Весной в последний раз споет жаворонок — страница 83 из 103

Это было окончание написанного детской рукой письма.

Под последней строчкой подпись:

Хайко, 11 лет, Германия.

Письмо было приколото на стене большого зала во Франкфуртском Америка-хаус недалеко от Старой оперы на Штауфеништрассе, 1. Все стены были покрыты письмами и разноцветными рисунками.

— Это мы возьмем обязательно, — сказал Экланд Кати Рааль.

Они пришли сюда с Марвином, Валери, Изабель и Гиллесом за час до начала дискуссии с берлинскими детьми — членами общества «Птицы мира». Объявление заметила Валери. Группа собиралась снять дискуссию и сделать интервью.

Мужчина лет пятидесяти, очень стройный, седоволосый, с коротко подстриженной бородкой и голубыми глазами беседовал с киноработниками. Это был один из основателей «Птиц мира» Хольгер Гюссерфельд.

— В 1982 году, — говорил Гюссерфельд, — мы установили в торговой зоне Гамбурга большой стол, оклеенный бумагой, чтобы написать самое большое на свете письмо о мире. Главными участниками этой акции были дети, а мысль о ее проведении пришла в голову мне. Письмо оказалось таким длинным, что позже, в 1985 году, во время встречи глав обеих сверхдержав в Женеве, связало здания посольств Советского Союза и США. А еще раньше прошла акция «Письмо обоим». «Птицы мира», как называют себя сами ребята, призывали детей всего мира написать главам обоих государств. Результат — двести тридцать тысяч писем от детей из двадцати восьми, преимущественно европейских, стран…

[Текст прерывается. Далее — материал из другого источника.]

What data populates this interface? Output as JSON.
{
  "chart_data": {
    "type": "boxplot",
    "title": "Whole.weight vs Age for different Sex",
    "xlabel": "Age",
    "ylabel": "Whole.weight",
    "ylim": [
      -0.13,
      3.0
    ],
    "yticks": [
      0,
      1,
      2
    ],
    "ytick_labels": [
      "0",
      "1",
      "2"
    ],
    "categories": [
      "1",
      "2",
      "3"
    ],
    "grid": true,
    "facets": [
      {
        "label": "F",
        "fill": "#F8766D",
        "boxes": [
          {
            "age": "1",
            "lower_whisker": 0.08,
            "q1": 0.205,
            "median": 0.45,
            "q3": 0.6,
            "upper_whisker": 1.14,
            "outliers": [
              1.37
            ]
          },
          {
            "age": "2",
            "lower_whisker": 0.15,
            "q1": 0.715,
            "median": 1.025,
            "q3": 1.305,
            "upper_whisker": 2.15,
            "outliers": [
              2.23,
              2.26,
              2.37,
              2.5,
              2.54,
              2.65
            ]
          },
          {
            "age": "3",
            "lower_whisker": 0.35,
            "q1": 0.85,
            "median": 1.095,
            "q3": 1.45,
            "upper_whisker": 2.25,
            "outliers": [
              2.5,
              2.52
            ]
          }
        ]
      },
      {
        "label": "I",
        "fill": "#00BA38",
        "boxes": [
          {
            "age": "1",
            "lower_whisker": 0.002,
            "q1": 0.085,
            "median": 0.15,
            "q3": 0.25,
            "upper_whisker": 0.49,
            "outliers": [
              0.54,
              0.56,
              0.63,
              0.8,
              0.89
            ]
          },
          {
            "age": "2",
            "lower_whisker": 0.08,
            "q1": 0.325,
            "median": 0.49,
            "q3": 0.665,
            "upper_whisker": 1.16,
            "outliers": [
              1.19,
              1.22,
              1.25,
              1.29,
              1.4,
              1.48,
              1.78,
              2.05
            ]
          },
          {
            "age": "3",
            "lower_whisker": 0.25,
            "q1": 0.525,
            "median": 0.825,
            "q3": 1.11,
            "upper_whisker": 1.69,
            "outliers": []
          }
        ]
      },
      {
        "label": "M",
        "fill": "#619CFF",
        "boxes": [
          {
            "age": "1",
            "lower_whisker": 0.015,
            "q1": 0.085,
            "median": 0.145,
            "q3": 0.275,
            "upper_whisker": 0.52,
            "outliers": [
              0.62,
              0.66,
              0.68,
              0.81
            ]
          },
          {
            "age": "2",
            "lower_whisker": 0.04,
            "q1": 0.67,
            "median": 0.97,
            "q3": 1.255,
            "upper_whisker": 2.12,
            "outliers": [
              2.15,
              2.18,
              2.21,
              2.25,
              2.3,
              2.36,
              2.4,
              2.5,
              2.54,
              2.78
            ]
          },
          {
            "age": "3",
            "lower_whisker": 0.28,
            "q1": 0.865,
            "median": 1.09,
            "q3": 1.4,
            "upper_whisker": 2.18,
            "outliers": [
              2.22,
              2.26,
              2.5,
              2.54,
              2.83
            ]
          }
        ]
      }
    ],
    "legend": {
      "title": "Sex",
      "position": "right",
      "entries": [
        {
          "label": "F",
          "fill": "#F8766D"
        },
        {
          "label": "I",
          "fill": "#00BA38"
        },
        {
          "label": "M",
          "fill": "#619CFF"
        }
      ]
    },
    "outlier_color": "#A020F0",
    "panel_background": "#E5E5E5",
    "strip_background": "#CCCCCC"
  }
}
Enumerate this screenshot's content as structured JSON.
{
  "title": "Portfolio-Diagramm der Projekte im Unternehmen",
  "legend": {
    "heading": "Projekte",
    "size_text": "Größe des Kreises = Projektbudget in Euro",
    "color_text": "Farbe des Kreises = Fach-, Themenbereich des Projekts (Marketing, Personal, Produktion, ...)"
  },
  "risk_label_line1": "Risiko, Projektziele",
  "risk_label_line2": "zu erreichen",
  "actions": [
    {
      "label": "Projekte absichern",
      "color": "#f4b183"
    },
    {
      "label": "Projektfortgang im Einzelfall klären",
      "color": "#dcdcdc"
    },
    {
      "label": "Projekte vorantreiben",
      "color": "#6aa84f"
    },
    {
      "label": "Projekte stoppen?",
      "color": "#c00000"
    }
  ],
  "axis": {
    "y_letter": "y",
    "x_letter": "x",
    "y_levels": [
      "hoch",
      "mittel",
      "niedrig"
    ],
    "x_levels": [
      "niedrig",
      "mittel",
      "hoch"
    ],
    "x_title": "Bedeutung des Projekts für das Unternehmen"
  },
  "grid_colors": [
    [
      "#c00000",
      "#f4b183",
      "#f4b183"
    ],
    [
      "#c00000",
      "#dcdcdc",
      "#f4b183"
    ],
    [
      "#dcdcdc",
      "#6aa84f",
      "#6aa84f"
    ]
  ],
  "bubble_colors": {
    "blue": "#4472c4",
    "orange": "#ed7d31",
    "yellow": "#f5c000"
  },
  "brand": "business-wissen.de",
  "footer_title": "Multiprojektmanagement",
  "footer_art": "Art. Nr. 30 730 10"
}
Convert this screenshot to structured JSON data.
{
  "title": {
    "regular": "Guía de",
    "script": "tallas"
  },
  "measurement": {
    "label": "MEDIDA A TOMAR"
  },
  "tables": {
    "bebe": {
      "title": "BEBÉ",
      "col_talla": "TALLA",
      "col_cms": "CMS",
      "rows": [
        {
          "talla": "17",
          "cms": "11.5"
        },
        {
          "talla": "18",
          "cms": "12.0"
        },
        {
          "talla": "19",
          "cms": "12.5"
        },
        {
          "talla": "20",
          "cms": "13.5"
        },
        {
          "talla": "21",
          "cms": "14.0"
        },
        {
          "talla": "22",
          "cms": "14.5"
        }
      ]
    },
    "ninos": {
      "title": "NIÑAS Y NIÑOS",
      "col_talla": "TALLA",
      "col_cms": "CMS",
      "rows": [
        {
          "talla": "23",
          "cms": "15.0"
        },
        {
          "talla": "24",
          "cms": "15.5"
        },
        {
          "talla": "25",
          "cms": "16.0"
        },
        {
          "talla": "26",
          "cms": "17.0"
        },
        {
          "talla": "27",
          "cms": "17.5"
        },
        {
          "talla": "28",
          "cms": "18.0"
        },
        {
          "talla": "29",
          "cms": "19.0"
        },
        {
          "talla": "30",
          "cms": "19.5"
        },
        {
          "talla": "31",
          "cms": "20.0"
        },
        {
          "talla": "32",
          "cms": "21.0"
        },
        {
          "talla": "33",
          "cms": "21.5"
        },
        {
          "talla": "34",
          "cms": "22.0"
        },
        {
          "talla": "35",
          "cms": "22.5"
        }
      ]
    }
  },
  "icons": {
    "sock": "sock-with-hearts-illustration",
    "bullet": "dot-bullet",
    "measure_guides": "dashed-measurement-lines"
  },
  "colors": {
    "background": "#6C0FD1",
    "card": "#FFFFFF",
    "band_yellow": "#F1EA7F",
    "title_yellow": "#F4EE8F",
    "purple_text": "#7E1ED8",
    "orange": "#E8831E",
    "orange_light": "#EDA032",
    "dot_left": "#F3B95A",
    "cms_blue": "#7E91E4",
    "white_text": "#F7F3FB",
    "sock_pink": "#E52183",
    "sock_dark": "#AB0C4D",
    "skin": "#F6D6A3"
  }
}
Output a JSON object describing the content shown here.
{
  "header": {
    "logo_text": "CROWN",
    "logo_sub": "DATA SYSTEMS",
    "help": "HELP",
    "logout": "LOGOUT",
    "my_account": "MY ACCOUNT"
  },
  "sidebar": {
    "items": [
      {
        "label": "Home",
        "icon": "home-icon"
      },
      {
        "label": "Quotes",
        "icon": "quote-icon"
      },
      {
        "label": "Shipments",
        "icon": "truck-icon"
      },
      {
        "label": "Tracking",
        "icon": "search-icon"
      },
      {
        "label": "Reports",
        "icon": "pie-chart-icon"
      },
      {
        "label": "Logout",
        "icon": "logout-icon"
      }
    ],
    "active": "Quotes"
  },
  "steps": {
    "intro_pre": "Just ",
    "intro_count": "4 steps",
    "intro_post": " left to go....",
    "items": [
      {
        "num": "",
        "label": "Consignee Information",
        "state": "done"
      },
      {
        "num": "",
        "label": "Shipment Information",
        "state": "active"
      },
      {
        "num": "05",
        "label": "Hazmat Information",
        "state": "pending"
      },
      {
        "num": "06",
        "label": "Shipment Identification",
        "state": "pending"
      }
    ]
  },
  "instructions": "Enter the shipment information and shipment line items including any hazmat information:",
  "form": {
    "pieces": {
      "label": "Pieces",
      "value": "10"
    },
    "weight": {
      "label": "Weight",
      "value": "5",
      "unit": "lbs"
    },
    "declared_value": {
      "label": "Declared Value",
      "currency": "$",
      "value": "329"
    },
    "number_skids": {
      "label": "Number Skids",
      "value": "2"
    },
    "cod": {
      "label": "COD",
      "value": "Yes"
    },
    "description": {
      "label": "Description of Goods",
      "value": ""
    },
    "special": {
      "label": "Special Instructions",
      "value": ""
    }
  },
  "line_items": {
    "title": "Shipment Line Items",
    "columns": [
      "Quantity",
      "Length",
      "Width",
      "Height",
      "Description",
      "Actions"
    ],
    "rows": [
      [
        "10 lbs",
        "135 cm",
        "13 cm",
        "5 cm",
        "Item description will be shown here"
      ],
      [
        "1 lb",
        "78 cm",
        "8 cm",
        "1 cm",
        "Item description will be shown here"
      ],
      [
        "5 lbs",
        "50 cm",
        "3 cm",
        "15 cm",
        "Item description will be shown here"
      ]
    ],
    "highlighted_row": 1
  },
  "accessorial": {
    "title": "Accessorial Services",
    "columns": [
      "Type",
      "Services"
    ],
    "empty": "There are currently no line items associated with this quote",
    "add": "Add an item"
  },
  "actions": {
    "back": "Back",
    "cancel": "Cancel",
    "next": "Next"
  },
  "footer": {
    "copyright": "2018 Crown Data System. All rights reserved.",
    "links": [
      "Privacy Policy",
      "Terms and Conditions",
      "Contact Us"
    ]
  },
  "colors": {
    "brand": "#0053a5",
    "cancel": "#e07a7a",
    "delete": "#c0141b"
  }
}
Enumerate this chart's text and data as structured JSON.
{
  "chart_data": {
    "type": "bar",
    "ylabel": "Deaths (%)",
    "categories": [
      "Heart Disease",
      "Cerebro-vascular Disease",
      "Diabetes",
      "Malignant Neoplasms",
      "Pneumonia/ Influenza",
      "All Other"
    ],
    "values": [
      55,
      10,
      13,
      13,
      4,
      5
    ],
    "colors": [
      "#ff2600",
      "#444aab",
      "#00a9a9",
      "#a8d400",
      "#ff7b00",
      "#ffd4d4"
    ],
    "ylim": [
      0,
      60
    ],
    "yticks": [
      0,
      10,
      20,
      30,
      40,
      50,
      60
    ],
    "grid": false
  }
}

Бернд Экланд остановился перед другим письмом.

— И это тоже, — сказал он.

Кати кивнула.

На разрисованном листе светило оранжевое солнце, на большом дереве росло много яблок, луг весь в цветах, а на лугу смеялись веселые фигурки. Под каждым изображением было написано: папа, мамочка, я, Сюбеин. Над рисунком — голубая надпись:

МЫ СЧАСТЛИВАЯ СЕМЬЯ И ВСЕГДА ХОТИМ ТАКИМИ БЫТЬ!

А внизу значилось имя художницы:

Зелика, 9 лет.

— …и дети решили, что их делегация в Женеве должна вручить эти письма лично Рейгану и Горбачеву, — продолжал Гюссерфельд.

— Двести тридцать тысяч писем? — переспросил Марвин.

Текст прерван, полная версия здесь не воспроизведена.